Tenho uma réplica de Aleijadinho em pedra-sabão. É o profeta Joel, que um dia caiu da minha estante e quebrou a cabeça. Acompanhando Joel, tenho outros objetos suicidas: uma miniatura de Drummond - sempre acompanhada da de Manoel Bandeira e Machado de Assis - que perdeu a cabeça por uma morena trigueira, que nunca deu boa pra ele, pois preferia mesmo era a sanfona de Luiz Gonzaga, uma das minhas miniaturas mais preciosas, esse sertanejo gigante no seu acordeão; havia uma sereia que se lançou cômoda abaixo e também perdeu a cabeça por um Odisseu navegante que passeava por um teclado de computador, num mar logo embaixo do móvel. Além destes, tenho outros tantos objetos de cerâmica mutilados nos pés, braços e pernas, destroçados pelo espanador de poeira. E ainda um cemitério de ímãs de geladeira, todos aguardando uma cola durepox. Para todos os outros objetos ainda intactos, fico pensando o que será deles quando eu não estiver mais aqui. Quem cuidará deles por mim quando também a minha cabeça estiver longe do corpo? A quem pertencerá toda esta minha herança afetiva? O profeta João Batista também perdeu sua cabeça para Salomé. Mas o que eu tenho aqui comigo, é o São João do carneirinho, ainda distante de qualquer tragédia. Para ele faço uma prece: que mantenha minha cabeça sempre próxima a esse universo fantasioso dos profetas e suas profecias.
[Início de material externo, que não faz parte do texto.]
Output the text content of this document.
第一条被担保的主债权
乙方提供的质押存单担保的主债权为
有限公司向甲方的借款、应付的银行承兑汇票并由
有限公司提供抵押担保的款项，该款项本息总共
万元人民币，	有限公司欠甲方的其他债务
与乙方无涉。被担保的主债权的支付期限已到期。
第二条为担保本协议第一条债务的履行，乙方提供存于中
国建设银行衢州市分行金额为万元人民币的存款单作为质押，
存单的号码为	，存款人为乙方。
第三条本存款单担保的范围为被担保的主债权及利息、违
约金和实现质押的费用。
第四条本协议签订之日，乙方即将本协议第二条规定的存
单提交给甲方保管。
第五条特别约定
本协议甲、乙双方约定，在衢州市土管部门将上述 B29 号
segunda-feira, novembro 05, 2007

adega


Diz o Sr. Romanée-Conti: vinho não é para colecionar.
Já nunca colecionei, agora que bebo um tanto menos ou mesmo nada, um tanto menos e mesmo nada colecionarei.
De Gustave Doré, a ilustração do Satanás de Milton.

quarta-feira, outubro 24, 2007

acerca de la naturaleza

De Empédocles, traduzido do grego por Alberto Bernab:

6(4) En los miserables es costumbre no dar crédito a la autoridad.
Tú en cambio, tal como te exhortan las garantías de la Musa,
aprende, tras haber desmenuzado en tu fuero interno mi argumentación.
1(2) Y es que angostas son las mañas que por los miembros se extienden
y muchas las vilezas que embotan las meditaciones.
Tras haber observado en el curso de sus vidas una parte miserable,
efímeros como el mundo se echan a volar, arrebatados,
5 convencidos tan sólo de aquello que cada uno se encontró
en su vagar de un lado a otro, aun cuando cada uno se jacta de haberlo decubierto todo.
¡A tal extremo no son cosas observables ni audibles por los hombres
ni abarcables por su inteligencia! Así que tú, ya que hasta aquí te has acercado,
sabrás, pero no más de lo que el mortal entender puede alcanzar.

Uma lembrança por causa da discussão do the cult of the amateur, de Andrew Keen, que eu ainda não li...

E com ilustração naïf (le rhinocéros, de Aloys Zötl). Pois há coisa mais bonita em toda natureza.